Google pays companies like Apple and Samsung for the preloaded defaults, usually as a percentage of its advertising revenue. In 2021, it paid more than $26 billion.
This included about $18 billion that Google paid Apple for being the default search engine on its products in 2021, The New York Times has reported.
Google also pays to ensure that rival search engines will not be pre-loaded on consumer devices.
In 2020, the U.S. Department of Justice and nearly every state's Attorney General filed lawsuits alleging that these Google agreements and certain other conduct violate Section 2 of the Sherman Act. According to the complaints,
Google has unlawfully used distribution agreements to thwart competition and maintain its monopoly in the market for general search services and in various online advertising markets.
The court also found that Google exercised its monopoly power by charging supra-competitive prices for general search text ads and, as a result, earned monopoly profits.
The court noted that
The possession of monopoly power may be proven through direct or indirect evidence.
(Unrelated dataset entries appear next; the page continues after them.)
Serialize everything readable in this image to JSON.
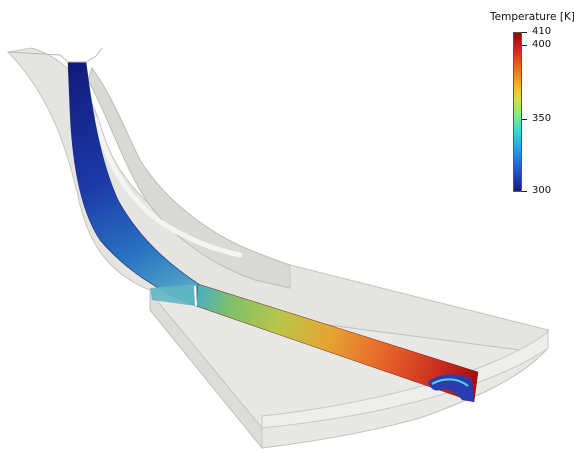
{
  "colorbar": {
    "title": "Temperature [K]",
    "max_label": "410",
    "labels": [
      "400",
      "350",
      "300"
    ],
    "min": 300,
    "max": 410
  },
  "colors": {
    "background": "#ffffff",
    "shroud": "#e6e6e3",
    "edge": "#bdbdb9",
    "cold": "#10198a",
    "hot": "#a60a10"
  }
}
Direct evidence of monopoly power is rare. "Where evidence indicates that a firm has, in fact, profitably" raised prices substantially above the competitive level, "the existence of monopoly power is clear." ... More often, courts "examine market structure in search of circumstantial evidence of monopoly power.... Under this indirect, structural approach, "monopoly power may be inferred from a firm's possession of a dominant share of a relevant market that is protected by entry barriers."
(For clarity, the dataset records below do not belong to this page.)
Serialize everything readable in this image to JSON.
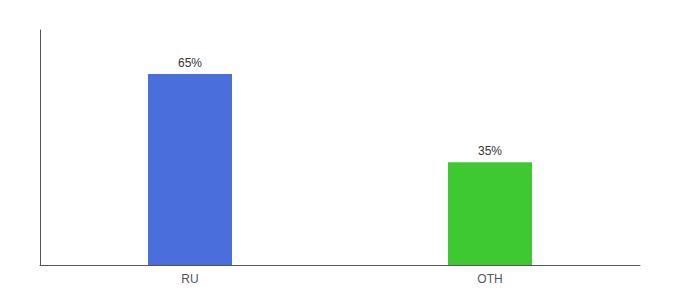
{
  "chart_data": {
    "type": "bar",
    "categories": [
      "RU",
      "OTH"
    ],
    "values": [
      65,
      35
    ],
    "value_labels": [
      "65%",
      "35%"
    ],
    "colors": [
      "#4a6edb",
      "#3ec832"
    ],
    "ylim": [
      0,
      80
    ],
    "data_labels": true,
    "tick_labels": "x",
    "grid": false
  }
}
The court pointed out that
A barrier to entry is "[a]ny market condition that makes entry more costly or time-consuming and thus reduces the effectiveness of potential competition as a constraint on the pricing behavior of the dominant firm . . . regardless of who is responsible for the existence of that condition."
For example, said the court,
Common entry barriers include: patents or other legal licenses, control of essential or superior resources, entrenched buyer preferences, high capital entry costs[,] and economies of scale.
(A patent, by the way, is a form of legal monopoly granted and defended by a government. i.e., not all monopolies are illegal.)
In this case, the court agreed with the plaintiffs that the following barriers to entry in the general search services market exist:
The Times noted that
The decision is a major blow to Google, which was built on its search engine and has become so closely associated with online search that its name has become a verb. The ruling could have major ramifications for Google's success, especially as the company spends heavily to compete in the race over artificial intelligence. Google faces another federal antitrust case over ad technology that is scheduled to go to trial next month.
The judge now needs to decide what penalties or remedies to impose on Google. These could include forcing it to change how it does business or selling off parts of its business.